The Midway is committed to representing a wide range of perspectives and viewpoints, including from students not on the Midway staff. Our Maroon Voices series will feature guest columnists on a wide range of issues.
During the summer of 2024, after my sophomore year, I attended the Great Jewish Books Summer Program at the Yiddish Book Center, tucked into the hills of western Massachusetts. During one small-group discussion of Yehuda Amichai’s poem “The Place Where We Are Right,” my peers began questioning the English translation of the poem, originally written in Hebrew. Eventually, the conversation reached a familiar conclusion: that a translator could never truly render a poem at all.
The idea that something inherent is lost in translation is so familiar it barely gets questioned; in fact, there’s a centuries-old Italian saying, traduttore, traditore —“translator, traitor.” But treating translation as betrayal assumes a work can only exist in one form. Translation is not a supplement to literature, but a necessary condition for its expansion beyond a single language.
This skepticism manifests itself in the books that make it to our shelves. In the United States, only about 3% of published books are translations, according to a program at the University of Rochester, and the vast majority of these are from European languages. This linguistic hegemony is unique to the English language market. In Germany, around 15% of titles published annually are translations, and in China translations consistently top bestseller lists.
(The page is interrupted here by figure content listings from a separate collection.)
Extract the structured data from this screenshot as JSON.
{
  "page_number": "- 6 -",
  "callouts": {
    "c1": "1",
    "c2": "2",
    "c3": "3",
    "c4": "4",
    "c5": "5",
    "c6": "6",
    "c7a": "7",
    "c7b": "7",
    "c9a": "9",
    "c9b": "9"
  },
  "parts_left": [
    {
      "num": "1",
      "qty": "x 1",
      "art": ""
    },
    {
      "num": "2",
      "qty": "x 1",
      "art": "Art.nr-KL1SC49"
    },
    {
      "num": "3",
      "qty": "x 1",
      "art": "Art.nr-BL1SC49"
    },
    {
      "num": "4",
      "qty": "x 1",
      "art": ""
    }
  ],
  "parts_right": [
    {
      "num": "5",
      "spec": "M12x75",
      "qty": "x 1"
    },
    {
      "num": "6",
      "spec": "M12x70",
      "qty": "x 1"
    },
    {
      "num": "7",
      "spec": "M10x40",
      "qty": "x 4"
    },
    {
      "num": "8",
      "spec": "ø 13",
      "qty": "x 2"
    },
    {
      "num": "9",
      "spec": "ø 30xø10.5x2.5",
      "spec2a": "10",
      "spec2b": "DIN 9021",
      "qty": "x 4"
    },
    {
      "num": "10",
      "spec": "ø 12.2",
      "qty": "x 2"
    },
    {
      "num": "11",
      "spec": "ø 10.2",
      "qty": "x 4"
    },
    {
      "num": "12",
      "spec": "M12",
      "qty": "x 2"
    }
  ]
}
This scarcity shapes not just what we read, but how literature itself is allowed to move and change. Without translation, literature would remain bounded by language, and ideas or forms that now circulate globally would be confined to their original linguistic communities.
Literary movements do not become global because writers can read all 7,000-plus extant languages, but because translation allows styles, risks and innovations to travel. According to a 2023 study conducted by the Booker Prize Foundation, readers of translated fiction are more likely than fiction readers overall to seek out challenging works, to read across genres and to read for knowledge rather than entertainment alone. This is because literary translation is not defined by word-for-word equivalency; rather, it is a creative medium through which literature leaves home. Without translators, poetic forms like the pantoum would have never traveled beyond the Malay archipelago, and writers such as Gabriel García Márquez would have never encountered the work of William Faulkner. These connections have fundamentally altered what readers around the world now recognize as contemporary literature.
What is lost in translation is often overstated, and what is gained is rarely acknowledged. Translation allows us to bridge the gaps between language and thought, and asks the reader not only to interact with the foreign, but to become foreign themselves. To read in translation is to resist both erasure and the assumption that familiarity equals authority, and to accept that literature belongs to the many. It is a choice to let language unsettle us, to bring other perspectives to light, and to recognize that meaning survives through translation, not in spite of it.